I was talking to a friend when he asked me the question:

“What college has classes after the end of april?”

I replied: “anyone that is not from where you live, perhaps”

The logic I applied in this case was imagine answering it in another form such as: “the one/the ones that is/are not from where you live, perhaps”.

The indefinite pronoun “anyone” is used to refer to person, but can it be used to refer to objects in specific situations? If not, what should I’ve used?
 
  • lingobingo

    Senior Member
    English - England
    It would make more sense to say “any one” (two words), meaning “any [one] of the colleges that…”.

    But your answer is perplexing anyway.
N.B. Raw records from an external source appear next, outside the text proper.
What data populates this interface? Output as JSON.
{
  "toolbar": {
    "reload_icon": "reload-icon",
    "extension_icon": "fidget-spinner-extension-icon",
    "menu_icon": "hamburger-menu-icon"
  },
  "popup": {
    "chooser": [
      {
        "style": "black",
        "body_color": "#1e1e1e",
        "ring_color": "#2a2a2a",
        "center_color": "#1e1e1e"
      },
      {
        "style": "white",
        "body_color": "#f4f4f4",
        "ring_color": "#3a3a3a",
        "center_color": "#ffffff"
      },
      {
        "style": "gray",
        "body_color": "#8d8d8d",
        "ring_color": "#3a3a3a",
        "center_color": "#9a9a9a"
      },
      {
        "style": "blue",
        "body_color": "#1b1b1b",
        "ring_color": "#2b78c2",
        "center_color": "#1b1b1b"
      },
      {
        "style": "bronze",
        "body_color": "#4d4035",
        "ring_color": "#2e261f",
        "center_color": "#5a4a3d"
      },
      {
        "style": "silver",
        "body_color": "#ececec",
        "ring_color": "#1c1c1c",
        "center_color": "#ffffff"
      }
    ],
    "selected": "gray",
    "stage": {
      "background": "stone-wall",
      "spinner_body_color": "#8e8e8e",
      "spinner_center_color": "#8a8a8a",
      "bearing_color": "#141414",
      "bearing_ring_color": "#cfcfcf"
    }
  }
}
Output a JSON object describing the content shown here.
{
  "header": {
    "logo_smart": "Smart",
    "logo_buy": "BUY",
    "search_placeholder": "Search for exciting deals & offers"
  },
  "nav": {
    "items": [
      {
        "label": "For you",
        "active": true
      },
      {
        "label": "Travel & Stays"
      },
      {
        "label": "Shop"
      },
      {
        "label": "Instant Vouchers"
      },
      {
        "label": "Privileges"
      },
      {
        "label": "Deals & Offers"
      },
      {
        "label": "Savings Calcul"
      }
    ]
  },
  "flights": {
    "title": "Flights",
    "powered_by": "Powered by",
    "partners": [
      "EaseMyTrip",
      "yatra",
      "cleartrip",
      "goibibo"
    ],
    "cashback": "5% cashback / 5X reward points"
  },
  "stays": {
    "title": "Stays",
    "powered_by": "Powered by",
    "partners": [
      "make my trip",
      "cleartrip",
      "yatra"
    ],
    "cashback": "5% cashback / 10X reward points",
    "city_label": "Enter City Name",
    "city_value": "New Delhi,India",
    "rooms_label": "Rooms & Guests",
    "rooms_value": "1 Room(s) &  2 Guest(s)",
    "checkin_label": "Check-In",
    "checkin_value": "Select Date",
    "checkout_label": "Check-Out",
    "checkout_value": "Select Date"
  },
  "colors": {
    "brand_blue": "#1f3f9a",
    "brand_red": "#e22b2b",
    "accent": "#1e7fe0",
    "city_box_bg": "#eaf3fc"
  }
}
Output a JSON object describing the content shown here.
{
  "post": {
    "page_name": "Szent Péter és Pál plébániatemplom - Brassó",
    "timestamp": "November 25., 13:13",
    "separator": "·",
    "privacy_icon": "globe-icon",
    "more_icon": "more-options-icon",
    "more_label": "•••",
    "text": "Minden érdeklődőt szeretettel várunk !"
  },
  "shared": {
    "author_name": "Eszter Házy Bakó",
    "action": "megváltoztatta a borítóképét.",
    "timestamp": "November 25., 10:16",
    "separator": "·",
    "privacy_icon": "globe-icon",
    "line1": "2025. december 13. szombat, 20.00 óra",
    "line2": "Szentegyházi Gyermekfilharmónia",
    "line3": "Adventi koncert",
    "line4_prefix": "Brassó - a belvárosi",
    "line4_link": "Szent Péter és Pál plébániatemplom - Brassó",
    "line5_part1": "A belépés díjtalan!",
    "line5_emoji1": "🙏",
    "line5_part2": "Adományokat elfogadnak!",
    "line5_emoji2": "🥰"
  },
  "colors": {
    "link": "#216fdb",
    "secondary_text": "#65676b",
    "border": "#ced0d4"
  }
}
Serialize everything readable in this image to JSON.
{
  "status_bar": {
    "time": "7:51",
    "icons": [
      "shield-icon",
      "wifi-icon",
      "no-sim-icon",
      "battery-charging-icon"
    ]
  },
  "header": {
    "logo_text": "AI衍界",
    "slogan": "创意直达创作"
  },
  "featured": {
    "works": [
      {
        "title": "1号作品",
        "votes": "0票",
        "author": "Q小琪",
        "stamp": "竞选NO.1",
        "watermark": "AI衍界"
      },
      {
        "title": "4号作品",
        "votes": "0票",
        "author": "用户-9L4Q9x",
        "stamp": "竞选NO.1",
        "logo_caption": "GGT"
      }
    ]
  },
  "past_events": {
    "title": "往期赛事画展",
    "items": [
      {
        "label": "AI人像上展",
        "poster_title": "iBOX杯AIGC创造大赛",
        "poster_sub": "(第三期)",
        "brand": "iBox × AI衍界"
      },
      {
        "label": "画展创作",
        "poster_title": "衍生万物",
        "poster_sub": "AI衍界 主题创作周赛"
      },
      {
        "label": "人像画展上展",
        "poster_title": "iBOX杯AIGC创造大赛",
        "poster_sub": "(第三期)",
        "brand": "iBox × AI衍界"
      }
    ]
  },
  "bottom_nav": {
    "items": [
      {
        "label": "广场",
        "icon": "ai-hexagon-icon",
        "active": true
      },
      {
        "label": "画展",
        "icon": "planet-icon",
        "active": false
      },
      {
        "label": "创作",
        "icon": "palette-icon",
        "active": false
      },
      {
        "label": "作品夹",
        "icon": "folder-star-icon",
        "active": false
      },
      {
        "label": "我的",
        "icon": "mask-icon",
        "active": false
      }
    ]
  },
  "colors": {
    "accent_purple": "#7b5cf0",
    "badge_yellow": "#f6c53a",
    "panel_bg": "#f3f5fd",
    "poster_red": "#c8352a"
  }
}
It’s unclear what you mean by “not from where you live”.
     

    dojibear

    Senior Member
    English - Northeast US
    In AE, your statement is not correct.

    The indefinite pronoun “anyone” is used to refer to person, but can it be used to refer to objects in specific situations?
    No, it cannot. "Anyone" means roughly "any one person". It cannot replace all uses of "one".

    If not, what should I’ve used?
    I was talking to a friend when he asked me the question:
    “What college has classes after the end of april?”
    I replied: “anyone that is not from where you live, perhaps”
    Perhaps every college that is not near you.
     

    Uncle Jack

    Senior Member
    British English
    I don't think you can use "anyone" to refer to inanimate objects. If it is important that you are just referring to one thing, then use "any one" for things: "Which one would you like?"/"Oh, any one of them would be fine". If you aren't referring to specifically one thing, then use "any" without "one" (or in this case, as dojibear says, "every").